Linear Regression with Python: A Simple Guide

What is Linear Regression?

Linear regression is a basic but powerful method used in statistics and machine learning to find the relationship between two variables. Imagine you want to understand how the number of hours you study affects your exam score. Linear regression helps you find a straight-line relationship between these two things.

In simple terms, it draws a straight line through your data points that best fits the pattern of the data. This line can then be used to predict or estimate one value based on another.

Why Learn Linear Regression?

It helps you understand how one thing influences another.
It’s a foundation for many more advanced data analysis and machine learning techniques.
It’s simple to implement with Python, a popular programming language.

Key Terms You Should Know

Variable: Something you can measure or change. For example, hours studied or exam scores.
Dependent Variable: The outcome you want to predict (e.g., exam score).
Independent Variable: The input or cause (e.g., hours studied).
Regression Line: The best-fit straight line that shows the relationship.
Slope: How steep the line is; shows how much the dependent variable changes for each unit change in the independent variable.
Intercept: The point where the line crosses the Y-axis, showing the value of the dependent variable when the independent variable is zero.

How Does Linear Regression Work?

Imagine you plot your data points on a graph, with hours studied on the X-axis and exam scores on the Y-axis. Linear regression finds the line that minimizes the total distance (errors) between itself and all these points.

The mathematical formula of a simple linear regression line is:

Y = mX + b

Where:

Y is the predicted score (dependent variable)
X is the number of hours studied (independent variable)
m is the slope of the line
b is the intercept

How to Perform Linear Regression in Python

Step 1: Installing Python and Required Libraries

If you don’t have Python installed, you can download it from python.org. Python comes with a package manager called pip, which lets you install libraries, collections of code other people wrote that help you do specific tasks.

We will use a library called scikit-learn, which makes performing linear regression easy.

Open your command prompt (Windows) or terminal (Mac/Linux) and type:

pip install scikit-learn

This installs the tools we need.

Step 2: Writing Your First Linear Regression Program

Open any text editor or an environment like Jupyter Notebook or VS Code, then write the following code step by step.

Step 3: Import Python Libraries

First, we import the libraries. Think of this as bringing tools to your workspace.

from sklearn.linear_model import LinearRegression  # To perform linear regression
import numpy as np  # For working with numbers and arrays

Step 4: Prepare Your Data

We need to create some example data — the number of hours studied and the corresponding exam scores.

# Hours studied (independent variable)
hours_studied = np.array([1, 2, 3, 4, 5]).reshape(-1, 1)

# Exam scores (dependent variable)
exam_scores = np.array([50, 55, 65, 70, 75])

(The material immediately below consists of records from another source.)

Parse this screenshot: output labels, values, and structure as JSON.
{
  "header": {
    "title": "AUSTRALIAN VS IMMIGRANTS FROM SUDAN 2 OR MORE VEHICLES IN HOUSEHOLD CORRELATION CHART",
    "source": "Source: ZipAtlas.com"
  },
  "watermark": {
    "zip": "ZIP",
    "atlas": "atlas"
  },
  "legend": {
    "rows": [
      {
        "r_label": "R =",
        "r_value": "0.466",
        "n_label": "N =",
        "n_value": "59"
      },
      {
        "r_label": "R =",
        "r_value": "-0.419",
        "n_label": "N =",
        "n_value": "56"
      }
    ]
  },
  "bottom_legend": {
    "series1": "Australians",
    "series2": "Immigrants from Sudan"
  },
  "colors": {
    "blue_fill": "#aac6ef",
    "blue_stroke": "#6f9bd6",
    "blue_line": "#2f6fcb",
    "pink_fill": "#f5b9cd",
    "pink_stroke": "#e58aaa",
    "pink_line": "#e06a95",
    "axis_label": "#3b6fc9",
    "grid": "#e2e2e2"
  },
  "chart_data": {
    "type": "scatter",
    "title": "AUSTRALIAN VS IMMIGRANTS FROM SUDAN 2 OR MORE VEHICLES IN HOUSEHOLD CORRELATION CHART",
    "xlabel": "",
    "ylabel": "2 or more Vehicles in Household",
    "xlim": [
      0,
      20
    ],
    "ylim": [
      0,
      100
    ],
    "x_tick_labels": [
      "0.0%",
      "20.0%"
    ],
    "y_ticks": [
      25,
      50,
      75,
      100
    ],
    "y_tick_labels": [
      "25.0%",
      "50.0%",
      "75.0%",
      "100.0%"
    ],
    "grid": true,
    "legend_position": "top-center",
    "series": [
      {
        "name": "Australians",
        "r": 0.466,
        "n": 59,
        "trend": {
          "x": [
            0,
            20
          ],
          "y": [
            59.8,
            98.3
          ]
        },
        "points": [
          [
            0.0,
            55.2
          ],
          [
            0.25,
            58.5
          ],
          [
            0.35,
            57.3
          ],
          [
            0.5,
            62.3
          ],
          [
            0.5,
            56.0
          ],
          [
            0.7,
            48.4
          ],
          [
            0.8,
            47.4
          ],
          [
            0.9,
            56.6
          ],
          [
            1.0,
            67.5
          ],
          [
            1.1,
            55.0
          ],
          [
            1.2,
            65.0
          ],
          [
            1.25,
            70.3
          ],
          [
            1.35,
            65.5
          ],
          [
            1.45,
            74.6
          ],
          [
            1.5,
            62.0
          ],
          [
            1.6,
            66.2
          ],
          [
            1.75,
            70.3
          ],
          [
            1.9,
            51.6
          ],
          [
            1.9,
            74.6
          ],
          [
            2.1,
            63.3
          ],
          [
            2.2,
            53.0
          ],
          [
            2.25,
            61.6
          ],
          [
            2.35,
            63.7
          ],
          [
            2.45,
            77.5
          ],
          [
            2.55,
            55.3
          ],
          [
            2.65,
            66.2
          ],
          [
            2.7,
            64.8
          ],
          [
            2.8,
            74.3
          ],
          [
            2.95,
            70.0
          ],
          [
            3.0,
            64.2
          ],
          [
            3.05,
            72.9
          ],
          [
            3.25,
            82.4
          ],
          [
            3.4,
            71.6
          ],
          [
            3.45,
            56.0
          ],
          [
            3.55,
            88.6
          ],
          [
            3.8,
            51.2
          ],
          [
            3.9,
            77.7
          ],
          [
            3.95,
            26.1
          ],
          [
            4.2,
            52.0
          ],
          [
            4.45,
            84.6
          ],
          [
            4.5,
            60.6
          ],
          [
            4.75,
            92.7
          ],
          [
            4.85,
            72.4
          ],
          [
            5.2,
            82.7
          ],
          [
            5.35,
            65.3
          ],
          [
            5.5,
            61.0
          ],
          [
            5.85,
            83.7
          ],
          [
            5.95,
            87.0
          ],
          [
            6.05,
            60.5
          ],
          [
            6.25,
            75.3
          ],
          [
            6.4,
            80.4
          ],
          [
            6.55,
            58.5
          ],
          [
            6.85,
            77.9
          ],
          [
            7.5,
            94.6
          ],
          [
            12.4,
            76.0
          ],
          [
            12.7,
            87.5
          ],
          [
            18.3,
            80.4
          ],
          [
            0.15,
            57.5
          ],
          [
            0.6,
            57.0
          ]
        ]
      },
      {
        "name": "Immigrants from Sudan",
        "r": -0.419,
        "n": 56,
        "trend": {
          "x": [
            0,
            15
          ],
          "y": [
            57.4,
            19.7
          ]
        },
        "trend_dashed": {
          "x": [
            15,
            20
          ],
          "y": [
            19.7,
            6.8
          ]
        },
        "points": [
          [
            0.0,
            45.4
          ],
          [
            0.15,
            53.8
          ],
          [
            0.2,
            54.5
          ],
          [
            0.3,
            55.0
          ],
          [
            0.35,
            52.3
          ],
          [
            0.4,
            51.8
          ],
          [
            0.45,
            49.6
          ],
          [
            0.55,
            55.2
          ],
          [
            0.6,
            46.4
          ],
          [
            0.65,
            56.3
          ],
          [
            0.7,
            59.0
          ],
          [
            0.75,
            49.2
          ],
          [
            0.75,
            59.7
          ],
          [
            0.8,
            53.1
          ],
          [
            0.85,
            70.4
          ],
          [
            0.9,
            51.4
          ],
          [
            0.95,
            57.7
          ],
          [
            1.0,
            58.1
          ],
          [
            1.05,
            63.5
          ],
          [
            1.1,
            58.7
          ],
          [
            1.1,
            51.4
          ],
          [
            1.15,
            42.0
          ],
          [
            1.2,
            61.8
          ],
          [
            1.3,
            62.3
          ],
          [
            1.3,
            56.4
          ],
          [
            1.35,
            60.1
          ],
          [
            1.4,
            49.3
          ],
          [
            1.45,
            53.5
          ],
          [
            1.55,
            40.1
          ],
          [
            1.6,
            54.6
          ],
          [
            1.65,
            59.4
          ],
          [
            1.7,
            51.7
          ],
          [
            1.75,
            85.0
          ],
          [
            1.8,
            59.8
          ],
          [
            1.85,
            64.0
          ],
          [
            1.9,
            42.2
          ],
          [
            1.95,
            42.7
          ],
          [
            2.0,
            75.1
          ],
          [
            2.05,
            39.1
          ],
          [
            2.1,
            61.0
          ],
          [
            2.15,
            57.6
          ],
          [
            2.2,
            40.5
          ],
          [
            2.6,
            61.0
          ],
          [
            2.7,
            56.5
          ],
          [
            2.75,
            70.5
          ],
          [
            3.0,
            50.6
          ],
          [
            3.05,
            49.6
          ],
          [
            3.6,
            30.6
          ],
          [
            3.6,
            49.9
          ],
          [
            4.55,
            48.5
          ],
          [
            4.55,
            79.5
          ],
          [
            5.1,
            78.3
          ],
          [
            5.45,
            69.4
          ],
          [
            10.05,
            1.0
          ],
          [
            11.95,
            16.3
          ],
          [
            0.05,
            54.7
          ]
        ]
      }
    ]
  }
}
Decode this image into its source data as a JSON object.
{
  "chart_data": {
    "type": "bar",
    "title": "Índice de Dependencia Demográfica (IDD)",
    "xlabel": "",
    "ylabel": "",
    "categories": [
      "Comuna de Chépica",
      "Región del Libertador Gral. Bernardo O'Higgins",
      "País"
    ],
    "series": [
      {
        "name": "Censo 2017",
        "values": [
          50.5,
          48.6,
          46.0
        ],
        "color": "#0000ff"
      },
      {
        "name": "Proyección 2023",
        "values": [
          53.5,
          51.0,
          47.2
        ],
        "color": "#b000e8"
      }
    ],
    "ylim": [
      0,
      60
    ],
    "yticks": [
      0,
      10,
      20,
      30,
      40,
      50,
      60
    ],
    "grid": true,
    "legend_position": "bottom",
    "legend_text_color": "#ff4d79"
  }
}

np.array creates an array (a list of numbers).
.reshape(-1, 1) changes the shape of our data so Python understands it’s a column, which is needed for scikit-learn.

Step 5: Create the Linear Regression Model

Now, we create the model and teach it to find the best-fit line.

model = LinearRegression()
model.fit(hours_studied, exam_scores)

model.fit() tells Python to find the line that best fits the data.

Step 6: Get the Results

We want to know the slope and intercept — the parameters of our line.

print("Slope (m):", model.coef_[0])
print("Intercept (b):", model.intercept_)

This will print the slope and intercept.

Step 7: Make Predictions

Suppose you want to predict the exam score for someone who studied 6 hours.

predicted_score = model.predict([[6]])
print("Predicted exam score for 6 hours of study:", predicted_score[0])

Full Python Code Together

from sklearn.linear_model import LinearRegression
import numpy as np

# Data
hours_studied = np.array([1, 2, 3, 4, 5]).reshape(-1, 1)
exam_scores = np.array([50, 55, 65, 70, 75])

# Create model and train
model = LinearRegression()
model.fit(hours_studied, exam_scores)

# Results
print("Slope (m):", model.coef_[0])
print("Intercept (b):", model.intercept_)

# Prediction
predicted_score = model.predict([[6]])
print("Predicted exam score for 6 hours of study:", predicted_score[0])

Linear regression is just the start. As you learn more, you can explore multiple variables, more complex models, and real datasets.
Practice running this code and changing the numbers to see how predictions change.
Python and scikit-learn make it easy to bring statistical concepts to life with just a few lines of code.